You can also use fiber or strapping tape to create your design. Fiber and strapping tape will not tear when pulled up to expose your pattern. The benefit of using fiber tape is that you can create numerous textures without the risk of bleeding under the stenciled pattern. You can use a trowel, squeegee, broom or any tool to create texture or to work in additional colors.

When you’re looking to create logos or highly decorative custom designs, you can work with Flattoos, created by Surface Gel Tek LLC. Flattoos are not just custom stencils, but a system for making designs with stains and dyes.

Flattoos are excellent for creating accents, borders and logos. You can use them for vertical wall applications and horizontal floors. You can apply them on ceilings if you have the patience.

Oregon Duck Fighting Duck Logo stencil in process
With other systems, the applicator has to apply masking to cover up the areas that are completed. In the Flattoo system, the areas to be worked on first are exposed or weeded out. The other areas are cut but left in place. When the applicator has completed one area, that area is sealed before the next area is weeded out. The Flattoo system uses gelled acids, which do not etch on sealed surfaces, eliminating the need for masking.

Vinyl and paper stencils won’t get flat enough to prevent stains and dyes from bleeding under them. When you work with Flattoos, you can use Surface Gel Tek’s gelled acid to apply color without it bleeding under the Flattoo stencil. If you are working with acid stains, using the gelled acid to pull the stain out of the floor is a great option. You can completely remove the stain from within the Flattoo, enabling you to apply custom colors.

There are a few more options when working with stencils.
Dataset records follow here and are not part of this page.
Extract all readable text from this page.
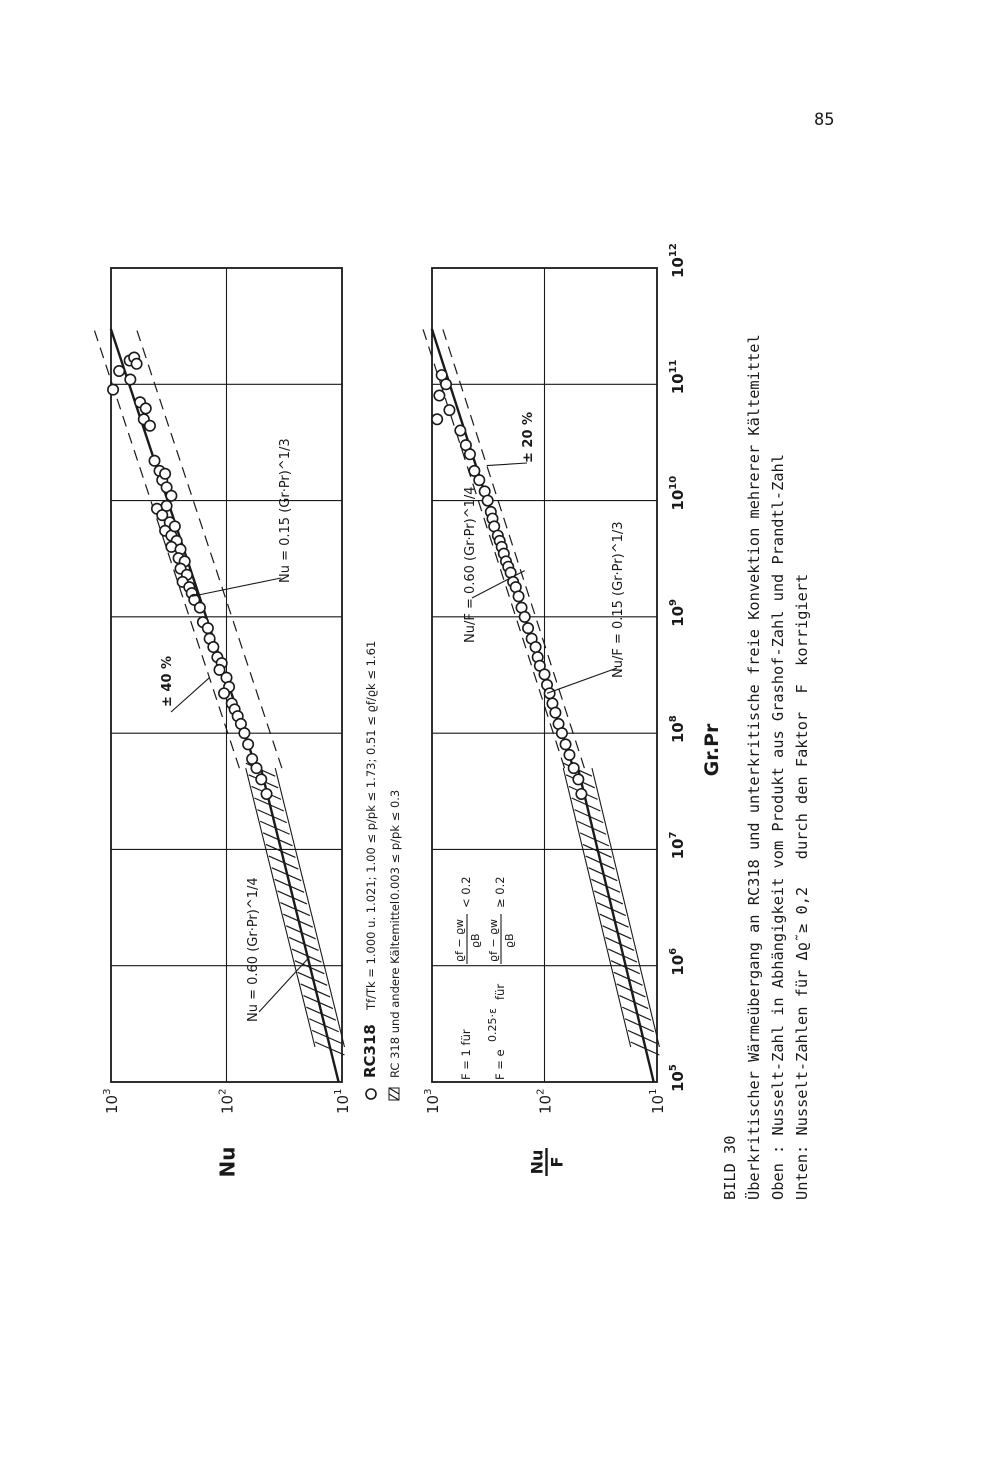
85
$10^1$
$10^2$
$10^3$
Nu
Nu = 0.60 (Gr·Pr)^1/4
Nu = 0.15 (Gr·Pr)^1/3
± 40 %
$10^1$
$10^2$
$10^3$
Nu F
Nu/F = 0.60 (Gr·Pr)^1/4	Nu/F = 0.15 (Gr·Pr)^1/3
± 20 %
$10^5$
$10^6$
$10^7$
$10^8$
$10^9$
$10^{10}$
$10^{11}$
$10^{12}$
RC318
Tf/Tk = 1.000 u. 1.021; 1.00 ≤ p/pk ≤ 1.73; 0.51 ≤ ϱf/ϱk ≤ 1.61 RC 318 und andere Kältemittel
0.003 ≤ p/pk ≤ 0.3
F = 1 für
ϱf − ϱw ϱB
< 0.2
F = e
0.25·ε
für
ϱf − ϱw ϱB
≥ 0.2
Gr.Pr
BILD 30 Überkritischer Wärmeübergang an RC318 und unterkritische freie Konvektion mehrerer Kältemittel Oben : Nusselt-Zahl in Abhängigkeit vom Produkt aus Grashof-Zahl und Prandtl-Zahl Unten: Nusselt-Zahlen für Δϱ̃ ≥ 0,2   durch den Faktor  F  korrigiert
Artcrete Inc. has a stencil systemyou can use on freshly poured concrete, then roll and float it in. They have textured rollers that create a result that looks like stamped concrete. Then, broadcast color hardener over the surface. When you pull the stencil up, the result has a natural look with grout lines.

Engrave-A-Crete Inc., another innovator in the decorative concrete market, has a plastic stencil system that works with their engraving tools.

Oregon Duck Fighting Duck Stencil
Denis Wryn of Rose City Bomanite in Portland, Ore., was able to create this “fighting duck” logo with one Flattoo on a residential garage floor in Cornelius, Ore.

It’s important to understand with stenciling that just because you can, doesn’t mean you should. Stenciling is a great asset when designing and enhancing concrete, but like with any property improvement, design requires proper balance. Proper design choices and application will add value to a property. In the end that’s really what it’s all about.